# Did Anyone Buy MS Vista Yet ??



## Guest (Jan 30, 2007)

Once upon a time, I used to keep up with all the software trends and fads. These days, I realize that I don't really need to stay ahead of the curve, my 'stuff' works just fine 'as is'.

I was just curious to see if anyone picked up the new home version of the operating system. It was marketed as "WOW".

I wanted to see if anybody had a "WOW" experience.

JR


----------



## frazil (Jan 30, 2007)

didn't it just come out today?? I won't get it until the IT dept here decides it's safe enough to use.
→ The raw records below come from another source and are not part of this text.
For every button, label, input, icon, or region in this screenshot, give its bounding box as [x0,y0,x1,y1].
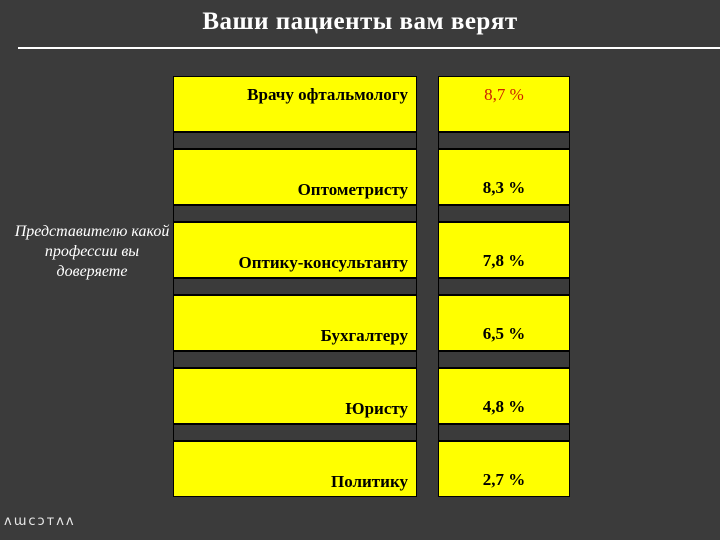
spacer-cell [438,424,570,441]
company-logo: ʌɯcɔᴛʌʌ [4,514,76,529]
percentage-cell: 7,8 % [438,222,570,278]
slide-title: Ваши пациенты вам верят [202,8,518,35]
profession-cell: Бухгалтеру [173,295,417,351]
percentage-cell: 8,7 % [438,76,570,132]
percentage-cell: 8,3 % [438,149,570,205]
profession-cell: Врачу офтальмологу [173,76,417,132]
spacer-cell [173,424,417,441]
profession-cell: Политику [173,441,417,497]
spacer-cell [173,132,417,149]
profession-cell: Юристу [173,368,417,424]
percentage-cell: 4,8 % [438,368,570,424]
spacer-cell [438,351,570,368]
profession-cell: Оптометристу [173,149,417,205]
percentage-cell: 6,5 % [438,295,570,351]
spacer-cell [173,351,417,368]
question-text: Представителю какой профессии вы доверяе… [14,223,170,280]
spacer-cell [438,278,570,295]
spacer-cell [173,205,417,222]
percentage-cell: 2,7 % [438,441,570,497]
spacer-cell [173,278,417,295]
spacer-cell [438,132,570,149]
profession-cell: Оптику-консультанту [173,222,417,278]
title-underline [18,47,720,49]
spacer-cell [438,205,570,222]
I won't get it at home until it comes with my next computer...probably not for awhile.


----------



## TouchDown (Jan 30, 2007)

I camped out all night at the local electronics stores and had to fight off teenage, pimpleheaded, coke bottle glasses dudes who couldn't stop snorting as they charged forward to get their copy...

Actually - I heard that they were attempting to release Vista with internet downloads as well to see how that went, vs. the CD installation... Kind of a cool way to go, if you have broadband.


----------



## FusionWhite (Jan 30, 2007)

I test drove Vista for about an hour at my local Best Buy a few weeks ago. Holy crap I love it. The gadget bar is so cool. I didnt get a chance to mess around with the file system but Ive heard its much better.

I worked in a computer repair store for about 5 years and am a reformed super-uber-grade A++-computer geek. Since I graduated though Ive let my skills and knowledge slip but I still keep up with the big stuff. Im looking forward to getting a new computer with Vista on it.


----------



## RIP - VTEnviro (Jan 30, 2007)

So, it's basically the latest version of windows? I never heard of it?


----------